Outros autores deste período pré-iluminismo propuseram sistemas onde a propriedade era posta em comum. Thomas More volta à idéia de Platão de eliminar a propriedade privada, mas para toda a sociedade e não apenas para seus dirigentes. Para o autor, a desigualdade entre ricos e pobres gera violência e corrupção, esgarça o tecido social e, portanto deve ser eliminada em uma comunidade utópica. Abolindo a propriedade privada, elimina-se a causa da ambição e dos conflitos políticos. Segundo Parijs (1995, p. 45s), a primeira proposta de uma renda mínima na literatura foi feita na Utopia de Thomas More, para reduzir a pobreza e

a criminalidade7. No entanto, nesta, como em outras utopias, não há escassez de bens a serem repartidos, e, portanto não há necessidade de justiça distributiva.

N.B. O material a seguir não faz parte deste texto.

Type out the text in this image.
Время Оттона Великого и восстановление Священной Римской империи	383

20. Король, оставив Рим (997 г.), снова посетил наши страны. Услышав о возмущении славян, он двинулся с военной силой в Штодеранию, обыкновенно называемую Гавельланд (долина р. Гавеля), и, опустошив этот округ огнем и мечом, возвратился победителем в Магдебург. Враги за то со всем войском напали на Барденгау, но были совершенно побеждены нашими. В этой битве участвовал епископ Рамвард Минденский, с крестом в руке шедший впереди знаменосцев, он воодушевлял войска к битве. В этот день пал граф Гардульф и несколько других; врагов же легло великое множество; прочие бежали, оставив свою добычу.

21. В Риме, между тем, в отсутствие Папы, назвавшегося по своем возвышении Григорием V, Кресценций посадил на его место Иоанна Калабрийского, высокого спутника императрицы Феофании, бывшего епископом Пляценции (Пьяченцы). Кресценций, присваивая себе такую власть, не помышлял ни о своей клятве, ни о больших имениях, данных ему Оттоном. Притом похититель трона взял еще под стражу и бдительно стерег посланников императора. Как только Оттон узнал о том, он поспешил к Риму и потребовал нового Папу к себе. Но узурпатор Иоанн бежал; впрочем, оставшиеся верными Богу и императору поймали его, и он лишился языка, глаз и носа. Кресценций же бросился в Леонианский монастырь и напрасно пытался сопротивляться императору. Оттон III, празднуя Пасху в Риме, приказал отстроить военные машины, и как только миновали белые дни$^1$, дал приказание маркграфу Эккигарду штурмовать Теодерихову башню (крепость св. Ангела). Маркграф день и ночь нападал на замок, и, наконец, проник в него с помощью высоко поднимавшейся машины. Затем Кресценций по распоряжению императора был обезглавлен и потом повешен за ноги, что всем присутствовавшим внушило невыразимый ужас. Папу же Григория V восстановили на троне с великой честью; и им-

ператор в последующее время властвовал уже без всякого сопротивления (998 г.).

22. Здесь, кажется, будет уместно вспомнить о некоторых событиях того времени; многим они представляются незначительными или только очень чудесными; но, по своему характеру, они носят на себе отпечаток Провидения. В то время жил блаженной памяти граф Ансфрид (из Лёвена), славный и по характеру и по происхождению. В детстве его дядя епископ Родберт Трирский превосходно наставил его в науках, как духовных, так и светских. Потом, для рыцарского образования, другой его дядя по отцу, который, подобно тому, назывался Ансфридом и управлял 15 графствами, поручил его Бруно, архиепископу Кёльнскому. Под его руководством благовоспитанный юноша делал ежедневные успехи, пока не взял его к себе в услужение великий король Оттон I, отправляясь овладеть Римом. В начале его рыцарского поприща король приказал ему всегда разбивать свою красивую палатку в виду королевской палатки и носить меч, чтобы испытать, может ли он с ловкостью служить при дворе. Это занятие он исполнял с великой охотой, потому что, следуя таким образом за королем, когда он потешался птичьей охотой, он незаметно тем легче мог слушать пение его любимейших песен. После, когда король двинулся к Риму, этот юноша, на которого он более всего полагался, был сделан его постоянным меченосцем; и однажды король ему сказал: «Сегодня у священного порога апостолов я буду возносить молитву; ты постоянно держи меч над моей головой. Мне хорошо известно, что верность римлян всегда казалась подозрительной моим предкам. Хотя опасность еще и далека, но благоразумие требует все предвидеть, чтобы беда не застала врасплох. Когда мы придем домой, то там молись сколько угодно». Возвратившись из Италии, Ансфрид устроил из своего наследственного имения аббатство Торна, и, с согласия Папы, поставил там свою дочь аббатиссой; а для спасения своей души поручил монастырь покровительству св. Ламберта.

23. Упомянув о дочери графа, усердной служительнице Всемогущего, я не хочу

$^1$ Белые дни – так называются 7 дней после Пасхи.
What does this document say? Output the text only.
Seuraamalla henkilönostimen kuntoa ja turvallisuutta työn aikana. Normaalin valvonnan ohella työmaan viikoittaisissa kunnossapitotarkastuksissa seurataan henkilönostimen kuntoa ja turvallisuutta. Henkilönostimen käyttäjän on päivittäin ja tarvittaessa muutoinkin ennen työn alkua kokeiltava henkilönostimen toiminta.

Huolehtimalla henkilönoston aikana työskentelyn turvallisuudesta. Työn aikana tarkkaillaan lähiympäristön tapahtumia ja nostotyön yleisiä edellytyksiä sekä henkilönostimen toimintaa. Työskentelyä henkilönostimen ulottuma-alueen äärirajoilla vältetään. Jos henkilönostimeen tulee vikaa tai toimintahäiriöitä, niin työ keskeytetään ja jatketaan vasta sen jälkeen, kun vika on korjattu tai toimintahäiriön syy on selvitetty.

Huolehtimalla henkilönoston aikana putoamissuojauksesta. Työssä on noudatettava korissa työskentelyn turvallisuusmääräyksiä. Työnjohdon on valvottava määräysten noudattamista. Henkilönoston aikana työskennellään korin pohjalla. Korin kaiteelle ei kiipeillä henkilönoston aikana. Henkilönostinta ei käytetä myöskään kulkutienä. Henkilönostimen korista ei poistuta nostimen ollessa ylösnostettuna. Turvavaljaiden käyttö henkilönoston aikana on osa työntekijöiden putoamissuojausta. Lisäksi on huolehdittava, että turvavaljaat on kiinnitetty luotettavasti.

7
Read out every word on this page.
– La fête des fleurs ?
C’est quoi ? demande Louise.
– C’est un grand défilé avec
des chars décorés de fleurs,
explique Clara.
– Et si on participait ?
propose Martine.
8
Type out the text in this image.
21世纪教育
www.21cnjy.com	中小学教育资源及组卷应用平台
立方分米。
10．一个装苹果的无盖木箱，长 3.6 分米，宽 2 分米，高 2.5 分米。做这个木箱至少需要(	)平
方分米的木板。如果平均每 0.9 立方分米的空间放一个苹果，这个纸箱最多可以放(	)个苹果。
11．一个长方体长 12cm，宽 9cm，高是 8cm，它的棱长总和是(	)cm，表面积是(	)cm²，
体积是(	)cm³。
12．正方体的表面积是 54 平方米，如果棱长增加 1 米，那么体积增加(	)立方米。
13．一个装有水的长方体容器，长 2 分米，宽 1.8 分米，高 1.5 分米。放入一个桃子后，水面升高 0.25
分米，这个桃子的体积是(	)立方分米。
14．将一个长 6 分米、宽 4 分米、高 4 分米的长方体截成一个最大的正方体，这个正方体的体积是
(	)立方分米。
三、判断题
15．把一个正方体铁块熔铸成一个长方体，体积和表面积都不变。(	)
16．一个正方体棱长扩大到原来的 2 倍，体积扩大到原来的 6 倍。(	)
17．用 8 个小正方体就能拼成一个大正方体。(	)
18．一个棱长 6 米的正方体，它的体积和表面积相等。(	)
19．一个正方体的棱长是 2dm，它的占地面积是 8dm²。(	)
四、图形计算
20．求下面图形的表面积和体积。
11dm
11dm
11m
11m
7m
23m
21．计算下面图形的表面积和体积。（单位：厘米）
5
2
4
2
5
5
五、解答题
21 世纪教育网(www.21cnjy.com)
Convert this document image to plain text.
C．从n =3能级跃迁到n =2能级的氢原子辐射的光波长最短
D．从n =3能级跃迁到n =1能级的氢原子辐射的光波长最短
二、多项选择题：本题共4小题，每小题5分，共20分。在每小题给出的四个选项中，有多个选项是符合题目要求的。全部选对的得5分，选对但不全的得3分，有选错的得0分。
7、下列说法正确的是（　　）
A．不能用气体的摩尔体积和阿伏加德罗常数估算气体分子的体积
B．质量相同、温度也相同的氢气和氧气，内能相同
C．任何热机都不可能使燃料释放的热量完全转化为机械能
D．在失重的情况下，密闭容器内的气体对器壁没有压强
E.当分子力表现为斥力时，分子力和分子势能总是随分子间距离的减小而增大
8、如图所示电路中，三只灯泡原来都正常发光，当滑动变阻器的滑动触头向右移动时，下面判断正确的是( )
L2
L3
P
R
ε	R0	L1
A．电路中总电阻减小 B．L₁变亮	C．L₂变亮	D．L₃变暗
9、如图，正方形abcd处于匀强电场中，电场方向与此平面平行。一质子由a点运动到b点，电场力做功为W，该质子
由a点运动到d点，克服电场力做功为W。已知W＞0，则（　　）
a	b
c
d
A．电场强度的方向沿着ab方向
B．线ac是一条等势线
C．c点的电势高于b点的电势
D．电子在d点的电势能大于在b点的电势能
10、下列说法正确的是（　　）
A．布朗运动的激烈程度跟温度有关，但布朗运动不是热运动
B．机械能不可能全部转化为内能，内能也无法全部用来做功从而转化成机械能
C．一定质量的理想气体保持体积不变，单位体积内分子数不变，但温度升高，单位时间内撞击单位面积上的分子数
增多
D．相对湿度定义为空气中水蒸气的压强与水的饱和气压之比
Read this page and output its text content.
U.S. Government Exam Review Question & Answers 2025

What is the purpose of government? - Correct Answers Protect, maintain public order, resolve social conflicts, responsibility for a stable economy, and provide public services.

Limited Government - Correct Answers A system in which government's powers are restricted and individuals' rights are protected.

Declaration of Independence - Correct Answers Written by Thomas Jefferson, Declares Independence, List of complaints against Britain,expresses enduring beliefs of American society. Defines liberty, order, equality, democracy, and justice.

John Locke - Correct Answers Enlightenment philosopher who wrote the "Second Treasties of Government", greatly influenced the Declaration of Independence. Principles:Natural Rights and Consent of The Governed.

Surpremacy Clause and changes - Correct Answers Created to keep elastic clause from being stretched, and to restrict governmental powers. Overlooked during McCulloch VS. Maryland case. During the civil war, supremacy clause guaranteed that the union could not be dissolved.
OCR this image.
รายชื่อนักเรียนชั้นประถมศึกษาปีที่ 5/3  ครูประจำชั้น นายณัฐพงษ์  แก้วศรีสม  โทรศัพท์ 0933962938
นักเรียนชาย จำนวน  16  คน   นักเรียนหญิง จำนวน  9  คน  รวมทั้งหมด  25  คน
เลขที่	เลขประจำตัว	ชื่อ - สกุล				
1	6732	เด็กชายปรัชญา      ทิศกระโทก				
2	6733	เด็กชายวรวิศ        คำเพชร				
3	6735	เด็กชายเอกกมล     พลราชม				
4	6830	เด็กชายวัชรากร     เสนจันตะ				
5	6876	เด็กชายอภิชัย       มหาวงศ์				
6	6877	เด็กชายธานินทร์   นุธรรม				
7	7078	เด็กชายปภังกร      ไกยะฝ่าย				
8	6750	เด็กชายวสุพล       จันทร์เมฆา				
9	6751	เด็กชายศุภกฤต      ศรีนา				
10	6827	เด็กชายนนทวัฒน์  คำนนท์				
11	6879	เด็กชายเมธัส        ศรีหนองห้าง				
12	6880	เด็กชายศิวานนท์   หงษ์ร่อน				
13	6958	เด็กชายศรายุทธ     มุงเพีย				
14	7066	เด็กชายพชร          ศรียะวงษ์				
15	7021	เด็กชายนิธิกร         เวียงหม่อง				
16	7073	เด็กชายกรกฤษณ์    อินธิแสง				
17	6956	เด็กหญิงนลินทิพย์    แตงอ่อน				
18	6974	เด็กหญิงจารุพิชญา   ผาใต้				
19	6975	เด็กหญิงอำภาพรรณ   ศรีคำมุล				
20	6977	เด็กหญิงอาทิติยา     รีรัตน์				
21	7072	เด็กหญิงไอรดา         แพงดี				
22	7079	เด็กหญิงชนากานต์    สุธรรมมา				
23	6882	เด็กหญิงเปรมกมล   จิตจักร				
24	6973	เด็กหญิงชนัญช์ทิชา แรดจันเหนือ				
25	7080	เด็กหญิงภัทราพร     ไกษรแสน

Neste momento da história surge o Estado Nacional, e começa-se então a discutir o seu papel junto à sociedade. Se os autores antigos recomendavam o cuidado com pobres e já alertavam contra os perigos de uma grande desigualdade econômica nas comunidades, pouco se falava de uma ação por parte dos governantes para minorar este problema. Com o surgimento do Estado, passa-se a ser discutido qual seu papel em relação às desigualdades criadas por outra instituição, não menos importante, que também passou a ser debatida no mesmo período, o mercado.